Una madre grita el nombre de su hijo frente a una montaña de concreto. “Antonio, Antonio, es tu mamá”, repite sin parar. La torre donde vivía su familia ya no existe. El edificio Petunia, de 22 pisos, se derrumbó completo en el este de Caracas luego de que dos terremotos consecutivos golpearan Venezuela cerca de las seis de la tarde de este miércoles.
Los sismos alcanzaron magnitudes de 7.2 y 7.5. Sus efectos se sintieron desde el estado Trujillo, en los Andes, hasta La Guaira, en la costa. El número de víctimas aún se desconoce.
Vecinos y transeúntes se treparon a los escombros para escuchar si alguien pedía auxilio. Solo encontraron silencio. Un policía los acompañaba mientras esperaban a los equipos de rescate. “Necesitamos linternas”, pidió uno de los voluntarios al caer la noche.
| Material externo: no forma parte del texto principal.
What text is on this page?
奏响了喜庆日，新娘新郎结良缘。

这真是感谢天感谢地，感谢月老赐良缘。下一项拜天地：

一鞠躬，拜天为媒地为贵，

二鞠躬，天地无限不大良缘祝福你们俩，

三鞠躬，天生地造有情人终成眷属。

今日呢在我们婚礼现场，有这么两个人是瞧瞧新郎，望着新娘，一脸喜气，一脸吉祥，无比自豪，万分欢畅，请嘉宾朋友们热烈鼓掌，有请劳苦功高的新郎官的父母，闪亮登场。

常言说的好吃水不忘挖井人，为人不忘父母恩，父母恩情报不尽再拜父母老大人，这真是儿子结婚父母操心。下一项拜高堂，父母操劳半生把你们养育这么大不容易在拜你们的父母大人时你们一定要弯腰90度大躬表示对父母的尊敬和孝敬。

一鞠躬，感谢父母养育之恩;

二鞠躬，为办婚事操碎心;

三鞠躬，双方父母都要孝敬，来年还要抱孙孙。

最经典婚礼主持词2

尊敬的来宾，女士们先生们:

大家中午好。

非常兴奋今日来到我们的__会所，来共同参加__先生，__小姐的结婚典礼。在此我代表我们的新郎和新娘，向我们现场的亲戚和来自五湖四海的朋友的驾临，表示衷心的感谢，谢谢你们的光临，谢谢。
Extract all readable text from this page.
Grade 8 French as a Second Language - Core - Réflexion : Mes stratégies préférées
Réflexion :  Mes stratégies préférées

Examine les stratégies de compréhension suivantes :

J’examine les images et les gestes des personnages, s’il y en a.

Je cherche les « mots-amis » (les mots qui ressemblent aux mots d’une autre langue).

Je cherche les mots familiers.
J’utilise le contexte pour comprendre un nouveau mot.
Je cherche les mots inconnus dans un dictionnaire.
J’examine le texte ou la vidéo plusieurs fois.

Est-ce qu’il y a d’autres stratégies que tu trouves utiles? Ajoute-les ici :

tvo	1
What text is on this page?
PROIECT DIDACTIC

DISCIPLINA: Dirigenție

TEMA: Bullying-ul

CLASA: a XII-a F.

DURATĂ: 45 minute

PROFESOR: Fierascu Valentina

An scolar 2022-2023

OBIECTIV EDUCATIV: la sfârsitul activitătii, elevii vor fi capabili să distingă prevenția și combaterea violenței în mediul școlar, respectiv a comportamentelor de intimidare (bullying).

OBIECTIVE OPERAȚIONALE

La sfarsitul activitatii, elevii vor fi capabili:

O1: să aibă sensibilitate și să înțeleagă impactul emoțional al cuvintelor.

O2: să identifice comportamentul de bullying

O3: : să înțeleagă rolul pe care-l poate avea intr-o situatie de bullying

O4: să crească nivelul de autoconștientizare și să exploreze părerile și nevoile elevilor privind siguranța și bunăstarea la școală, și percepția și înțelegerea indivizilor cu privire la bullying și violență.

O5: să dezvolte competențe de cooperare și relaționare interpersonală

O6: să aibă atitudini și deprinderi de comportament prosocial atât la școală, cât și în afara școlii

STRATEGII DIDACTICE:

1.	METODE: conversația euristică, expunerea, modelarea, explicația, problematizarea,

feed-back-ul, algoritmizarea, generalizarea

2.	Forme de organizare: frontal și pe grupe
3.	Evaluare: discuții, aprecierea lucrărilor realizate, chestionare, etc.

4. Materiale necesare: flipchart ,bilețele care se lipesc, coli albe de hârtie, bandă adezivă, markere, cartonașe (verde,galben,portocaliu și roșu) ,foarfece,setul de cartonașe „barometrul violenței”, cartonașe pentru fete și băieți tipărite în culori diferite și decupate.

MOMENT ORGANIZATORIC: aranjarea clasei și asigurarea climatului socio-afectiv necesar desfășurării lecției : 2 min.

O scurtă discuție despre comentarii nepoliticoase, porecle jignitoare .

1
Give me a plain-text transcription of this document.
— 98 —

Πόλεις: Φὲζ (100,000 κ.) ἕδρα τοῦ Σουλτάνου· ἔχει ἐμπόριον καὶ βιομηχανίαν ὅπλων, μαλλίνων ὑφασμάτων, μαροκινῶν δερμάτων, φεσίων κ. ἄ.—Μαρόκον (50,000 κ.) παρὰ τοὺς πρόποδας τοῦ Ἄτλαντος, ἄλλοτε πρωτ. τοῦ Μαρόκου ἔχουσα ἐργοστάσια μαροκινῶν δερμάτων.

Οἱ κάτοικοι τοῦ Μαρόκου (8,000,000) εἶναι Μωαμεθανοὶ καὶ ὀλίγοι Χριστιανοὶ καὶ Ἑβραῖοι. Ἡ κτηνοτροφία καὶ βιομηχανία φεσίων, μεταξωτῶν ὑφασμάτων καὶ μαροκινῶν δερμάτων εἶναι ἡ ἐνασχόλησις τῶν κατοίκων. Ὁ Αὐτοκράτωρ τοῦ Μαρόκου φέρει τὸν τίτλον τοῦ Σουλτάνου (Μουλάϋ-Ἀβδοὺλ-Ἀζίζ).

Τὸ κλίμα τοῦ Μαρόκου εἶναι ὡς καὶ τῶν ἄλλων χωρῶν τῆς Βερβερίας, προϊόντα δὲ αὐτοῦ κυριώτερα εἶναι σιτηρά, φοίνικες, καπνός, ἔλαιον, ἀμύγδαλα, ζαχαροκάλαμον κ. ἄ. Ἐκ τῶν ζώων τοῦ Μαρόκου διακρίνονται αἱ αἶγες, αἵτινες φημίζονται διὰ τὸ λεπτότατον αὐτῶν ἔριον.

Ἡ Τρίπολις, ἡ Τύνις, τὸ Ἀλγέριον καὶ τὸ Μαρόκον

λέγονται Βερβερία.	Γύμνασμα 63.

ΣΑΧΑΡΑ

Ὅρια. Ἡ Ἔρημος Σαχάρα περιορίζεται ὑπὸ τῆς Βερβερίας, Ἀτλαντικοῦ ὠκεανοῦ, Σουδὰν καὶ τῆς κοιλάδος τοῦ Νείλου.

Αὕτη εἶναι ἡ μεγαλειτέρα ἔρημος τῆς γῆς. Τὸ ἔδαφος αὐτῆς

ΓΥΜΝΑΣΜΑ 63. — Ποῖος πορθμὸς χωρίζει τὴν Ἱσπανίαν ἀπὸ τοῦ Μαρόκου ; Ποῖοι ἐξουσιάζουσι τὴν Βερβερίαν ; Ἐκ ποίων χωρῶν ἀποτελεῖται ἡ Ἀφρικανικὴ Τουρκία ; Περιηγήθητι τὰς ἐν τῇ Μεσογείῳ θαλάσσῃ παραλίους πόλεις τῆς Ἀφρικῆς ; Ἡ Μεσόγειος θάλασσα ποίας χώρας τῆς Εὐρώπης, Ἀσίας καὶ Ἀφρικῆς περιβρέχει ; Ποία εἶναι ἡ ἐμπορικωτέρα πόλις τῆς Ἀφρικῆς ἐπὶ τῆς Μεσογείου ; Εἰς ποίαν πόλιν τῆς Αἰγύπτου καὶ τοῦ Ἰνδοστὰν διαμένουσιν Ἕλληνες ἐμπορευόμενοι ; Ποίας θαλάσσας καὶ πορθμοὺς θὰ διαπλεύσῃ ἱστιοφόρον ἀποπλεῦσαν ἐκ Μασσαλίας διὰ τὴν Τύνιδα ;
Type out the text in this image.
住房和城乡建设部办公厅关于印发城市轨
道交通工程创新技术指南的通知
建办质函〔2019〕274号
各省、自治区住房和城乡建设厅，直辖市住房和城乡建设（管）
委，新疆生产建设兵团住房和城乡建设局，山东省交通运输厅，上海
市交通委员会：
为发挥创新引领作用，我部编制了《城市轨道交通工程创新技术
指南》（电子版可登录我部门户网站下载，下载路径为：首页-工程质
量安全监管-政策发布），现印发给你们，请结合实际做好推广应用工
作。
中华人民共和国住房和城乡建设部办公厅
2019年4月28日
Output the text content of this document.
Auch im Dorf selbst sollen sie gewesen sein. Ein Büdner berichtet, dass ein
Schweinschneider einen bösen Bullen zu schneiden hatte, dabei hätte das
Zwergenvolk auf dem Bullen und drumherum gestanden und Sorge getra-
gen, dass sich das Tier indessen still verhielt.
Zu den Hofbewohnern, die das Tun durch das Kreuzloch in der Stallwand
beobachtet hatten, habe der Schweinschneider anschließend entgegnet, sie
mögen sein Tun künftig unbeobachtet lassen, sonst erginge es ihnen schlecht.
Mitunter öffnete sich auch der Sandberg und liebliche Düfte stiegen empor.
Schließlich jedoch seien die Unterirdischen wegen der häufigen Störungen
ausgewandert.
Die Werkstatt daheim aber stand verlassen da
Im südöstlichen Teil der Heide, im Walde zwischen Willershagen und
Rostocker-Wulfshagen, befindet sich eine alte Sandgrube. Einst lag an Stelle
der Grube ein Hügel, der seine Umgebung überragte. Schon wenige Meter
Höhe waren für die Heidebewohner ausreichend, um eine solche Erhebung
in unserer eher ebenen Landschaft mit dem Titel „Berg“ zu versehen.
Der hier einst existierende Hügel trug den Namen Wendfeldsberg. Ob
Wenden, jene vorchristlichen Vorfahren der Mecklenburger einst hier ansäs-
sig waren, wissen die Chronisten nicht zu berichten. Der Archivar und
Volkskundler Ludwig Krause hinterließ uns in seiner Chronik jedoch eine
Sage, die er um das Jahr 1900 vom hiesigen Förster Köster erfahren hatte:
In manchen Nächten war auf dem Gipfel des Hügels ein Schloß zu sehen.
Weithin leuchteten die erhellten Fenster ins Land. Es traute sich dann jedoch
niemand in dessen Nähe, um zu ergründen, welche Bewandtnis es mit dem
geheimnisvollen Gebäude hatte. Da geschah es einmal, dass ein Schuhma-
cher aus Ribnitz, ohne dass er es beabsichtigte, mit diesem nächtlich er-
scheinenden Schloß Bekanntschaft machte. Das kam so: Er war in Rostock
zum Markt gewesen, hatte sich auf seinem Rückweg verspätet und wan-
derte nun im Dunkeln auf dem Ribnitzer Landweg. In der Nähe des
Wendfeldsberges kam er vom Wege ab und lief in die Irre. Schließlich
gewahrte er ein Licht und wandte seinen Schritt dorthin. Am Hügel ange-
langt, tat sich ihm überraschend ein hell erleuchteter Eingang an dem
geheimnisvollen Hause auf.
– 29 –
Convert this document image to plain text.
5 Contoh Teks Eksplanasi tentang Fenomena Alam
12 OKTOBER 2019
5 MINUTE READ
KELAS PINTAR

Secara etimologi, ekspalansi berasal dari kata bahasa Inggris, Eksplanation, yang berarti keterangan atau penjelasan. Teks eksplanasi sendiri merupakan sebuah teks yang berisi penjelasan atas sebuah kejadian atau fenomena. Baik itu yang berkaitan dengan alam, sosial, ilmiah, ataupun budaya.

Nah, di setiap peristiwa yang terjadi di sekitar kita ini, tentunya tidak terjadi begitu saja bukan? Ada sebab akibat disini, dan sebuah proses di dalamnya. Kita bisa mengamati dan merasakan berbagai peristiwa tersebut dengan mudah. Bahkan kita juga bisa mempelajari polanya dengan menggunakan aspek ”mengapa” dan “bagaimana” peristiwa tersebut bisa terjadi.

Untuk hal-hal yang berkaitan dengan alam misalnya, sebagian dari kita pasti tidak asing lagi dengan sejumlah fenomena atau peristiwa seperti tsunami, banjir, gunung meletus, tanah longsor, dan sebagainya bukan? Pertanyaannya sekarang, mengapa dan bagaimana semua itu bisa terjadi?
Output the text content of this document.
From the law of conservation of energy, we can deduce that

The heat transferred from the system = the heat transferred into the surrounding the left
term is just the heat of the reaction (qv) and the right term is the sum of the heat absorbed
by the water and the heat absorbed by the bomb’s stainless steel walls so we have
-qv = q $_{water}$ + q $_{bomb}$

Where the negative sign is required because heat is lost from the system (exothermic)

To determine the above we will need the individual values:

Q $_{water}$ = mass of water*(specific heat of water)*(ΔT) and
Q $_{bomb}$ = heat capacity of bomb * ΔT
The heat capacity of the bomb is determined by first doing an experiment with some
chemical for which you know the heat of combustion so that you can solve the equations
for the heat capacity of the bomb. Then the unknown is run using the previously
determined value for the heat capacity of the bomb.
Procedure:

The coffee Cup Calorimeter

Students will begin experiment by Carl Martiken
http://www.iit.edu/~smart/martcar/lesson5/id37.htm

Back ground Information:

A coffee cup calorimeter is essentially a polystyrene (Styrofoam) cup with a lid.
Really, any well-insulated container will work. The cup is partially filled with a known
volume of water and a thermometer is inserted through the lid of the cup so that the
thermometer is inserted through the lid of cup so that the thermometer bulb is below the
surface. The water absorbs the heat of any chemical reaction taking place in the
A pocos metros, otro llamado resonaba en la calle: “Tania, Tania”. Un hombre lloraba en silencio en la acera.
El peor terremoto en casi 60 años
Venezuela tiembla con frecuencia, pero desde 1967 no había vivido un sismo de esta magnitud. Aquel año, el mismo barrio de Los Palos Grandes fue el más destruido. El saldo fue de 236 muertos.
Este miércoles, la historia volvió a tocar esa zona. Edificios dañados, paredes agrietadas y calles llenas de gente que no se atrevía a regresar a casa por miedo a las réplicas.
“Sonaba como un rugido profundo”
Odalis Escalona, empleada bancaria de 54 años, estaba en el centro comercial Sambil cuando empezó el movimiento. “Todo comenzó a moverse como si estuvieses en el agua, como ondas. Fue horrible”, contó.
Zenia González, de 52 años, consolaba a una adolescente que todavía lloraba. “Esperamos a que pasara y bajamos corriendo por las escaleras. Duró mucho”, dijo.
En La Castellana, la ingeniera María Romero, de 48 años, tomó una decisión rápida. “En un segundo pensé en meterme debajo de la mesa, pero decidí salir. Me monté en un banco y brinqué el muro de mi apartamento”, relató. Su vivienda quedó con varias paredes agrietadas.
Además del derrumbe en Los Palos Grandes, Caracas registra otros edificios con daños graves. El aeropuerto de Maiquetía, principal puerta aérea del país, cerró por los destrozos que sufrió su infraestructura.